Text: Thore Brandau, Q2
Illustration: Veronika Samojlova
Der Sinn in der Sinnlosigkeit
Die Welt geht vor die Hunde, aber was wird getan, um das aufzuhalten? Viele stellen sich die Fragen „Wer ist schuld?“ oder „Woran liegt es?“. Für die einen sind es die Autos, für andere die Abholzung des Regenwaldes und wieder andere sehen noch andere Ursachen. Sicherlich haben all diese Vermutungen ihre Daseinsberechtigung, letztendlich sind sie aber nur das Resultat einer kranken Gesellschaft. Die Abholzung ist nur das Symptom, die Krankheit liegt im System. Es ist kaputt und wird wohl kaputt bleiben. Wir leben seit vielen Jahren in einer Leistungsgesellschaft. Schon früh wird uns beigebracht, dass wir uns in der Schule anstrengen müssen, damit mal etwas „aus uns wird“. Aber was heißt das eigentlich? Woran erkennt man in unserer Gesellschaft die Erfolgreichen und die Gescheiterten? Hat ein Mensch, der Reichtum und Ruhm erlangt hat, ein dickes Auto besitzt und mehrmals im Jahr in den Urlaub fliegt, mehr geschafft als derjenige, der einmal jährlich mit dem Fahrrad in den Urlaub fährt? Uns wird früh eingetrichtert, dass wir möglichst so werden sollen wie der zuerst genannte Mensch. Und den Satz „Streng dich an, dann wirst du einen guten Job bekommen“ hat sicherlich jeder schon einmal gehört.
Aber genau da liegt der Fehler! Wir machen uns abhängig von Geld und Gütern und empfinden diese als entscheidend für unser Wohlbefinden. Wir wollen kaufen, kaufen und noch mehr kaufen.

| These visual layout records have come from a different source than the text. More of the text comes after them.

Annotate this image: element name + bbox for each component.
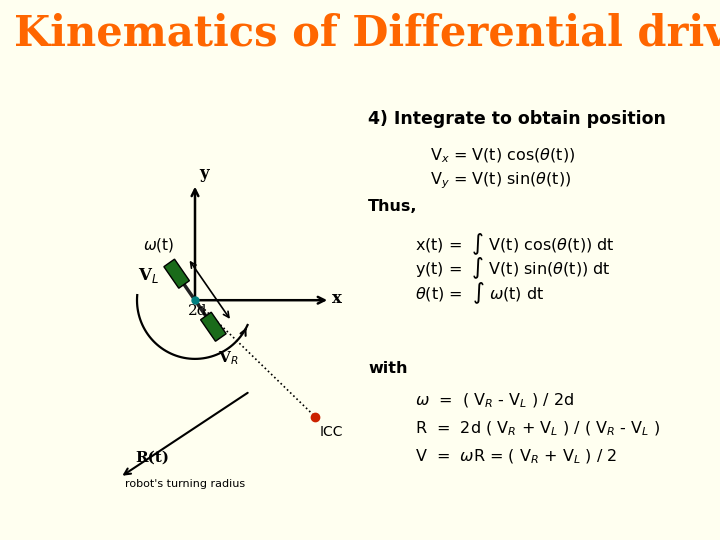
Text: with: with <box>368 361 408 376</box>
Text: R  =  2d ( V$_R$ + V$_L$ ) / ( V$_R$ - V$_L$ ): R = 2d ( V$_R$ + V$_L$ ) / ( V$_R$ - V$_… <box>415 420 660 438</box>
Text: V$_y$ = V(t) sin($\theta$(t)): V$_y$ = V(t) sin($\theta$(t)) <box>430 171 571 191</box>
Text: $\theta$(t) =  $\int$ $\omega$(t) dt: $\theta$(t) = $\int$ $\omega$(t) dt <box>415 280 544 306</box>
Text: 4) Integrate to obtain position: 4) Integrate to obtain position <box>368 110 666 128</box>
Text: y(t) =  $\int$ V(t) sin($\theta$(t)) dt: y(t) = $\int$ V(t) sin($\theta$(t)) dt <box>415 256 611 281</box>
Text: V$_L$: V$_L$ <box>138 266 158 285</box>
Text: $\omega$(t): $\omega$(t) <box>143 235 174 254</box>
Text: Thus,: Thus, <box>368 199 418 214</box>
Text: R(t): R(t) <box>135 451 169 465</box>
Polygon shape <box>201 312 226 341</box>
Text: Kinematics of Differential drive: Kinematics of Differential drive <box>14 13 720 55</box>
Polygon shape <box>164 259 189 288</box>
Text: V  =  $\omega$R = ( V$_R$ + V$_L$ ) / 2: V = $\omega$R = ( V$_R$ + V$_L$ ) / 2 <box>415 448 617 467</box>
Text: $\omega$  =  ( V$_R$ - V$_L$ ) / 2d: $\omega$ = ( V$_R$ - V$_L$ ) / 2d <box>415 392 575 410</box>
Text: x: x <box>332 289 342 307</box>
Text: x(t) =  $\int$ V(t) cos($\theta$(t)) dt: x(t) = $\int$ V(t) cos($\theta$(t)) dt <box>415 232 615 257</box>
Text: ICC: ICC <box>320 424 343 438</box>
Text: y: y <box>199 165 209 182</box>
Text: V$_R$: V$_R$ <box>218 349 239 367</box>
Text: V$_x$ = V(t) cos($\theta$(t)): V$_x$ = V(t) cos($\theta$(t)) <box>430 146 575 165</box>
Text: robot's turning radius: robot's turning radius <box>125 480 245 489</box>
Text: 2d: 2d <box>188 304 207 318</box>
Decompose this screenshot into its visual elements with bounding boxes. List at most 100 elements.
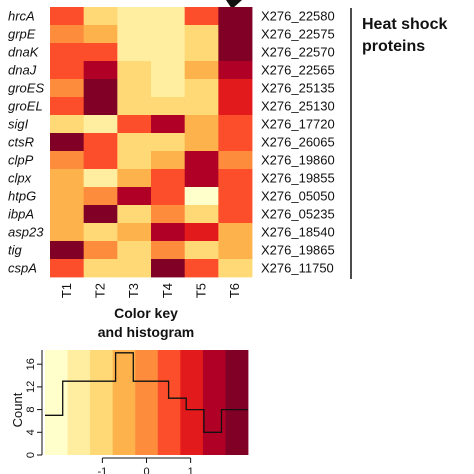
heatmap-cell (50, 7, 85, 26)
heatmap-cell (83, 205, 118, 224)
histogram-line (45, 352, 248, 433)
locus-label: X276_11750 (261, 261, 334, 276)
heatmap-cell (50, 115, 85, 134)
color-key-band (67, 350, 91, 455)
heatmap-cell (50, 25, 85, 44)
heatmap-cell (117, 133, 152, 152)
heatmap-cell (218, 97, 253, 116)
heatmap-cell (50, 241, 85, 260)
gene-label: groES (8, 81, 44, 96)
gene-label: grpE (8, 27, 36, 42)
heatmap-cell (184, 97, 219, 116)
heatmap-cells (50, 7, 253, 278)
heatmap-cell (83, 187, 118, 206)
heatmap-cell (218, 7, 253, 26)
heatmap-cell (151, 97, 186, 116)
heatmap-cell (83, 223, 118, 242)
heatmap-cell (151, 223, 186, 242)
heatmap-cell (151, 25, 186, 44)
heatmap-cell (218, 169, 253, 188)
heatmap-cell (117, 115, 152, 134)
y-tick-label: 16 (25, 358, 37, 370)
heatmap-cell (83, 259, 118, 278)
timepoint-label: T1 (59, 283, 74, 298)
heatmap-cell (50, 79, 85, 98)
gene-label: asp23 (8, 225, 44, 240)
color-key-band (135, 350, 159, 455)
heatmap-cell (184, 151, 219, 170)
color-key-band (225, 350, 249, 455)
gene-label: ibpA (8, 207, 34, 222)
heatmap-cell (50, 187, 85, 206)
heatmap-cell (83, 61, 118, 80)
gene-label: groEL (8, 99, 43, 114)
heatmap-cell (83, 25, 118, 44)
gene-label: htpG (8, 189, 36, 204)
heatmap-cell (117, 205, 152, 224)
color-key-band (90, 350, 114, 455)
heatmap-cell (117, 7, 152, 26)
gene-label: clpP (8, 153, 34, 168)
heatmap-cell (83, 7, 118, 26)
locus-labels: X276_22580 X276_22575 X276_22570 X276_22565… (261, 9, 335, 276)
heatmap-cell (184, 115, 219, 134)
timepoint-label: T5 (194, 283, 209, 298)
heatmap-cell (83, 115, 118, 134)
heatmap-cell (83, 133, 118, 152)
locus-label: X276_26065 (261, 135, 335, 150)
heatmap-cell (218, 151, 253, 170)
timepoint-labels: T1 T2 T3 T4 T5 T6 (59, 283, 242, 298)
locus-label: X276_05235 (261, 207, 335, 222)
locus-label: X276_22565 (261, 63, 335, 78)
color-key-title-line-2: and histogram (98, 324, 194, 340)
heatmap-cell (151, 151, 186, 170)
heatmap-cell (50, 169, 85, 188)
heatmap-cell (151, 169, 186, 188)
heatmap-cell (184, 259, 219, 278)
timepoint-label: T4 (160, 283, 175, 298)
histogram-y-label: Count (10, 392, 25, 427)
gene-label: clpx (8, 171, 32, 186)
heatmap-cell (50, 151, 85, 170)
top-arrow-fragment (226, 0, 242, 9)
gene-label: ctsR (8, 135, 34, 150)
heatmap-cell (184, 223, 219, 242)
x-tick-label: -1 (97, 466, 107, 474)
heatmap-cell (151, 241, 186, 260)
heatmap-cell (151, 187, 186, 206)
heatmap-cell (83, 169, 118, 188)
heatmap-cell (218, 115, 253, 134)
heatmap-cell (83, 241, 118, 260)
color-key-axes: 0 4 8 12 16 -1 0 1 (25, 350, 194, 474)
heatmap-cell (184, 61, 219, 80)
heatmap-cell (218, 205, 253, 224)
locus-label: X276_05050 (261, 189, 335, 204)
heatmap-cell (117, 25, 152, 44)
gene-labels: hrcA grpE dnaK dnaJ groES groEL sigI ctsR clpP cl… (8, 9, 44, 276)
color-key-title-line-1: Color key (114, 305, 178, 321)
heatmap-cell (184, 205, 219, 224)
heatmap-cell (184, 79, 219, 98)
color-key-band (112, 350, 136, 455)
heatmap-cell (184, 133, 219, 152)
x-tick-label: 0 (143, 466, 149, 474)
heatmap-cell (218, 133, 253, 152)
heatmap-cell (50, 259, 85, 278)
locus-label: X276_25130 (261, 99, 335, 114)
heatmap-cell (151, 205, 186, 224)
heatmap-cell (117, 79, 152, 98)
gene-label: sigI (8, 117, 29, 132)
y-tick-label: 12 (25, 381, 37, 393)
color-key-band (202, 350, 226, 455)
locus-label: X276_25135 (261, 81, 335, 96)
heatmap-cell (117, 61, 152, 80)
locus-label: X276_22570 (261, 45, 335, 60)
color-key-band (45, 350, 68, 455)
heatmap-cell (83, 151, 118, 170)
heatmap-cell (117, 151, 152, 170)
heatmap-cell (117, 43, 152, 62)
heatmap-cell (117, 187, 152, 206)
heatmap-cell (50, 61, 85, 80)
color-key-bands (45, 350, 249, 455)
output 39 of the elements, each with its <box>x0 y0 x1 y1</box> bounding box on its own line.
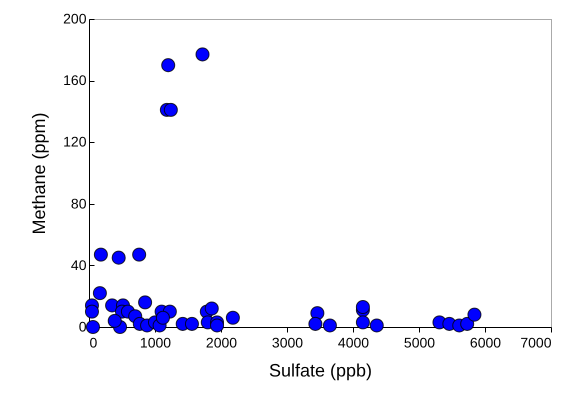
point <box>112 250 126 265</box>
x-tick-label: 2000 <box>206 334 238 350</box>
point <box>370 318 384 332</box>
point <box>467 308 482 322</box>
point <box>356 315 370 330</box>
point <box>161 58 176 72</box>
point <box>308 316 322 331</box>
y-tick-label: 40 <box>70 256 87 273</box>
x-tick-label: 0 <box>90 334 98 350</box>
point <box>94 248 108 262</box>
point <box>460 316 474 331</box>
point <box>164 102 178 117</box>
point <box>108 314 122 328</box>
point <box>204 302 219 316</box>
point <box>322 318 337 332</box>
point <box>196 47 210 62</box>
point <box>210 318 224 332</box>
point <box>138 295 152 310</box>
x-tick-label: 7000 <box>520 334 552 350</box>
point <box>156 310 170 325</box>
x-tick-label: 6000 <box>470 334 502 350</box>
x-tick-label: 1000 <box>140 334 172 350</box>
point <box>86 320 100 334</box>
y-tick-label: 160 <box>63 72 87 88</box>
y-tick-label: 200 <box>63 10 87 26</box>
point <box>92 286 107 300</box>
point <box>226 310 240 325</box>
y-tick-label: 0 <box>78 318 87 334</box>
point <box>184 316 199 331</box>
x-tick-label: 5000 <box>404 334 436 350</box>
y-tick-label: 120 <box>63 134 87 150</box>
y-tick-label: 80 <box>70 195 87 212</box>
point <box>132 248 146 262</box>
point <box>84 304 99 319</box>
x-tick-label: 3000 <box>272 334 304 350</box>
x-tick-label: 4000 <box>338 334 370 350</box>
point <box>356 300 370 314</box>
x-axis-title: Sulfate (ppb) <box>268 360 372 380</box>
y-axis-title: Methane (ppm) <box>29 112 50 235</box>
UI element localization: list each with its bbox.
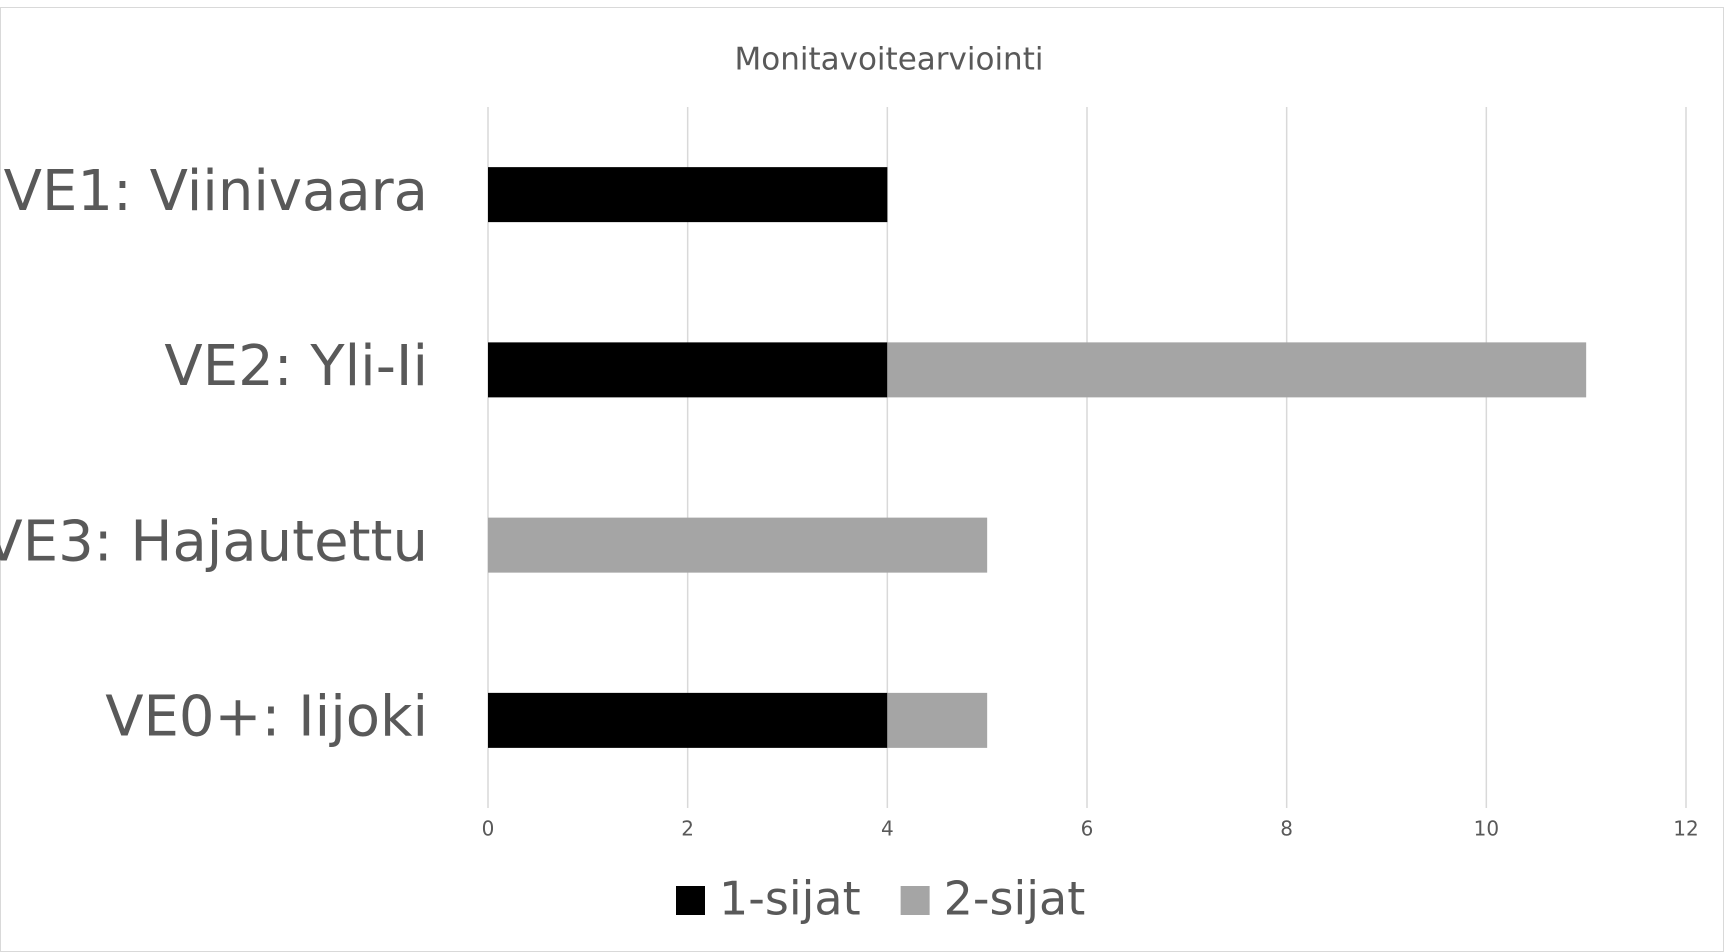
legend-label: 2-sijat [944, 872, 1086, 926]
x-tick-label: 4 [881, 817, 894, 841]
chart-title: Monitavoitearviointi [735, 42, 1044, 78]
category-label: VE2: Yli-Ii [164, 334, 428, 399]
bar [887, 342, 1587, 398]
x-tick-label: 12 [1673, 817, 1698, 841]
x-tick-label: 6 [1081, 817, 1094, 841]
category-label: VE0+: Iijoki [105, 685, 428, 750]
x-tick-label: 10 [1474, 817, 1499, 841]
bar [488, 342, 888, 398]
legend-swatch [676, 886, 705, 915]
legend-label: 1-sijat [719, 872, 861, 926]
x-tick-label: 2 [681, 817, 694, 841]
bar [488, 517, 988, 573]
bar [488, 692, 888, 748]
legend-swatch [900, 886, 930, 915]
category-label: VE1: Viinivaara [4, 159, 428, 224]
x-tick-label: 8 [1280, 817, 1293, 841]
x-tick-label: 0 [482, 817, 495, 841]
chart-frame [0, 7, 1724, 952]
category-label: VE3: Hajautettu [0, 509, 428, 574]
bar [887, 692, 988, 748]
bar [488, 167, 888, 223]
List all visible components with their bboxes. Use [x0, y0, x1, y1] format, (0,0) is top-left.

Wir werfen unsere Klamotten weg, damit wir Platz haben, um Neues zu kaufen, und geben dafür unser eigentliches Leben auf.
Wir arbeiten von Montag bis Freitag in einem Job, auch wenn er uns nicht wirklich gefällt. Hauptsache, er ist gut bezahlt, damit wir uns Sachen kaufen können, die wir nicht brauchen, um Menschen zu gefallen, die wir nicht mal mögen.
In Deutschland nehmen sich 10.000 Menschen jährlich das Leben - und 100.000 versuchen es, 80 Prozent aller Bürger hatten bereits Suizidgedanken, viele sind wohl auch am System gescheitert auf der Suche nach dem Sinn in der Sinnlosigkeit versunken, um dann ihren einzigen Ausweg im Tod zu sehen.
Vielleicht wären viele Menschen glücklicher, wenn sie nicht in dem Irrtum leben würden, dass Urlaub, neue Klamotten und ein dickes Auto wichtig sind, um glücklich zu werden. Wenn sie nicht um des Konsums willen einer unbefriedigenden Arbeit nachgingen, um sich abends von Netflix und TikTok berieseln zu lassen, schlafen zu gehen und am anderen Tag das gleiche von vorne zu beginnen.
Meiner Meinung nach sind diese Konsumgüter das letzte, was man für ein vollkommenes Leben braucht. Stattdessen sollte man sich mit sich selbst und den eigenen Bedürfnissen auseinandersetzen, um ein erfülltes Leben zu führen.Die Coronakrise hat uns gezeigt, dass wir so vieles für unser Leben nicht wirklich brauchen. Oder hat es jemandem geschadet, dass er nicht in Urlaub fliegen konnte? Hat es jemandem wehgetan, nicht shoppen gehen zu können? Nicht wirklich, oder?
Diese Erkenntnis sollten wir mitnehmen für die Zukunft. Vielleicht bekommen wir es dann hin, das Bewusstsein der Menschen zu verändern, weniger und bewusster zu konsumieren und vielleicht dadurch den Klimakollaps abzuwenden.